A recently discovered seagrass plant is around 4,500 years old and could continue expanding indefinitely.
Scientists have discovered the world's biggest plant in Australia: A vast network of seagrass meadows that covers more than 77 square miles (200 sq.km). That's nearly four times the size of Manhattan.
The network of meadows is actually one single plant that has been continually cloning itself for almost 4,500 years. It's also very good news for the planet as seagrass can capture carbon an amazing 35 times faster than rainforests.
Researchers found the enormous clone while studying the genetic diversity of seagrasses in Shark Bay, a protected body of shallow water in Western Australia. They learned that almost all the region's meadows of Poseidon’s ribbon weed (Posidonia australis) are genetically identical. Further analysis revealed that unlike the other seagrasses in the area, which reproduce sexually, P. australis is actually cloning itself through an underground network of branching roots.
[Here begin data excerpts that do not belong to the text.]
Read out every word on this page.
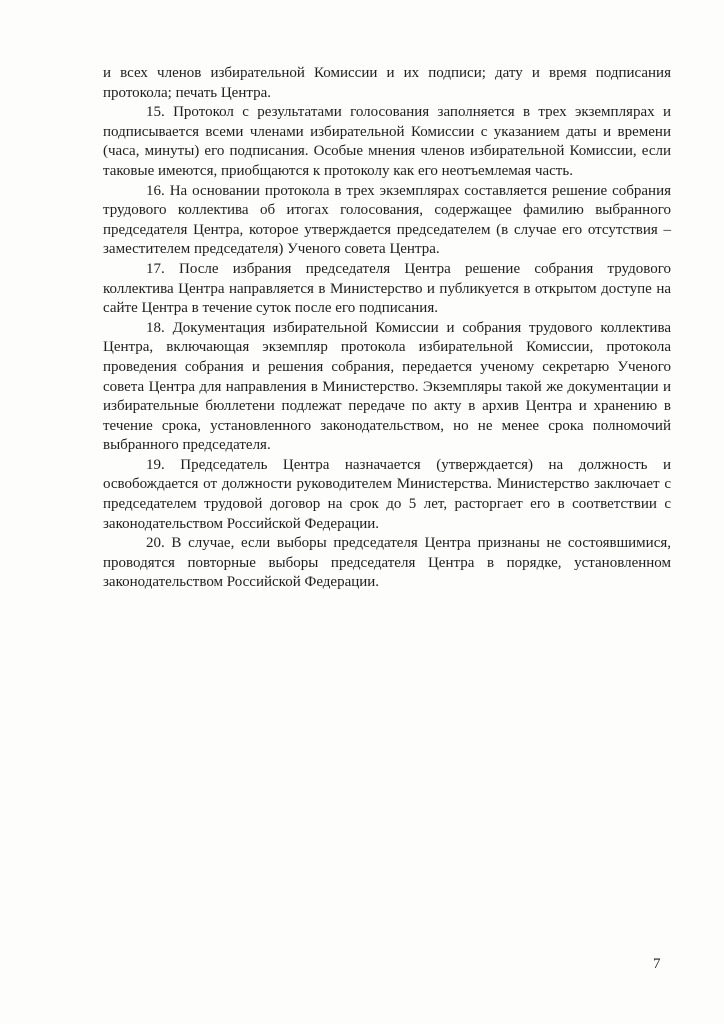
и всех членов избирательной Комиссии и их подписи; дату и время подписания протокола; печать Центра.

15. Протокол с результатами голосования заполняется в трех экземплярах и подписывается всеми членами избирательной Комиссии с указанием даты и времени (часа, минуты) его подписания. Особые мнения членов избирательной Комиссии, если таковые имеются, приобщаются к протоколу как его неотъемлемая часть.

16. На основании протокола в трех экземплярах составляется решение собрания трудового коллектива об итогах голосования, содержащее фамилию выбранного председателя Центра, которое утверждается председателем (в случае его отсутствия – заместителем председателя) Ученого совета Центра.

17. После избрания председателя Центра решение собрания трудового коллектива Центра направляется в Министерство и публикуется в открытом доступе на сайте Центра в течение суток после его подписания.

18. Документация избирательной Комиссии и собрания трудового коллектива Центра, включающая экземпляр протокола избирательной Комиссии, протокола проведения собрания и решения собрания, передается ученому секретарю Ученого совета Центра для направления в Министерство. Экземпляры такой же документации и избирательные бюллетени подлежат передаче по акту в архив Центра и хранению в течение срока, установленного законодательством, но не менее срока полномочий выбранного председателя.

19. Председатель Центра назначается (утверждается) на должность и освобождается от должности руководителем Министерства. Министерство заключает с председателем трудовой договор на срок до 5 лет, расторгает его в соответствии с законодательством Российской Федерации.

20. В случае, если выборы председателя Центра признаны не состоявшимися, проводятся повторные выборы председателя Центра в порядке, установленном законодательством Российской Федерации.

7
The P. australis clone stretches for around 112 miles (180 km) from end to end, "making it the largest known example of a clone in any environment on Earth," the researchers wrote in the study, published on 31 May in the journal Proceedings of the Royal Society B. It dwarfs the previous record-holder: a clone of the seagrass Posidonia oceanica in the western Mediterranean, which spans around 9 miles (15 km).
"It is a single plant" that has been able to grow uninterrupted, senior researcher Elizabeth Sinclair, an evolutionary biologist at the University of Western Australia, told Live Science. If it remains undisturbed, the gigantic clone could continue to expand indefinitely, Sinclair added, making it practically immortal.